Do zdarzenia doszło dwa tygodnie temu w podtarnowskiej wsi Pawęzów. W Komisariacie Policji Tarnów-Centrum pojawiła się wówczas córka poszkodowanego i zgłosiła, że traktor jej ojca zamiast w ich stodole, został zauważony przzez jednego z sąsiadów na polu. Kobieta twierdziła, że ktoś bez wiedzy ojca zabrał pojazd i porzucił go z dala od domu.
– Policjanci zaczęli działać i szybko potwierdzili wersję zgłaszającej. Okazało się, że za wszystkim stoi 22-letni tarnowianin, który wykonywał zlecone przez jednego z okolicznych rolników prace, polegające na przewożeniu drewna, jego ciągnikiem. Podczas jednego z transportów zakopał pojazd w błocie i wtedy wpadł na pomysł, że skorzysta z Ursusa należącego do ojca zgłaszającej i z jego pomocą wyciągnie zagrzebany w lesie ciągnik. Zakradł się więc do stodoły i niezauważony przez nikogo, odjechał w stronę lasu. Niestety jego plan nie wypalił, bo problemu nie rozwiązał, porzucił wiec Ursusa na polu zaraz po tym, jak zabrakło paliwa w baku – informuje oficer prasowy Komendy Miejskiej Policji w Tarnowie.

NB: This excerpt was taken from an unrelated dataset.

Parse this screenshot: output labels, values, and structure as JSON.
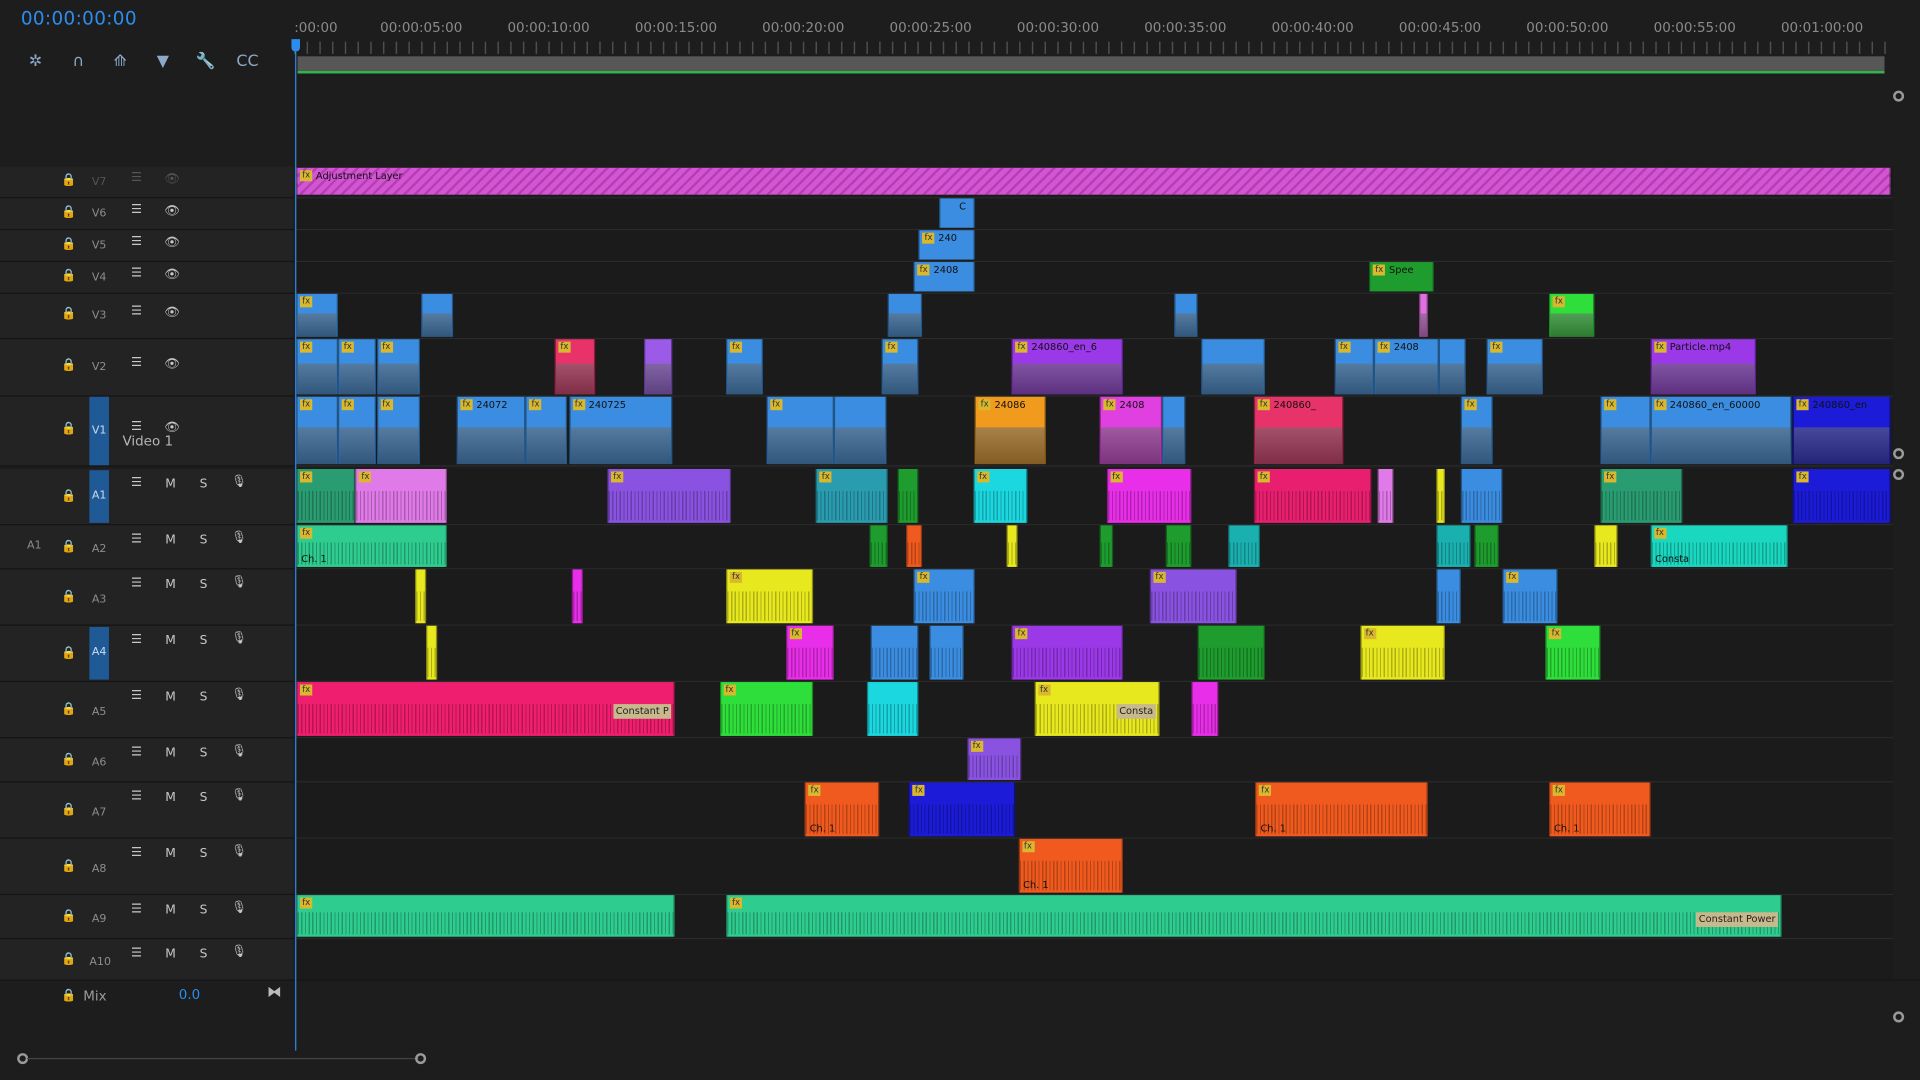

Policjanci z Tarnowa zarzucili mężczyźnie krótkotrwały zabór pojazdu mechanicznego – przestępstwo zagrożone w tym przypadku karą pozbawienia wolności od sześciu miesięcy do ośmiu lat. 22-latek przyznał się do niego i wyraził chęć skorzystania z możliwości dobrowolnego poddania się karze.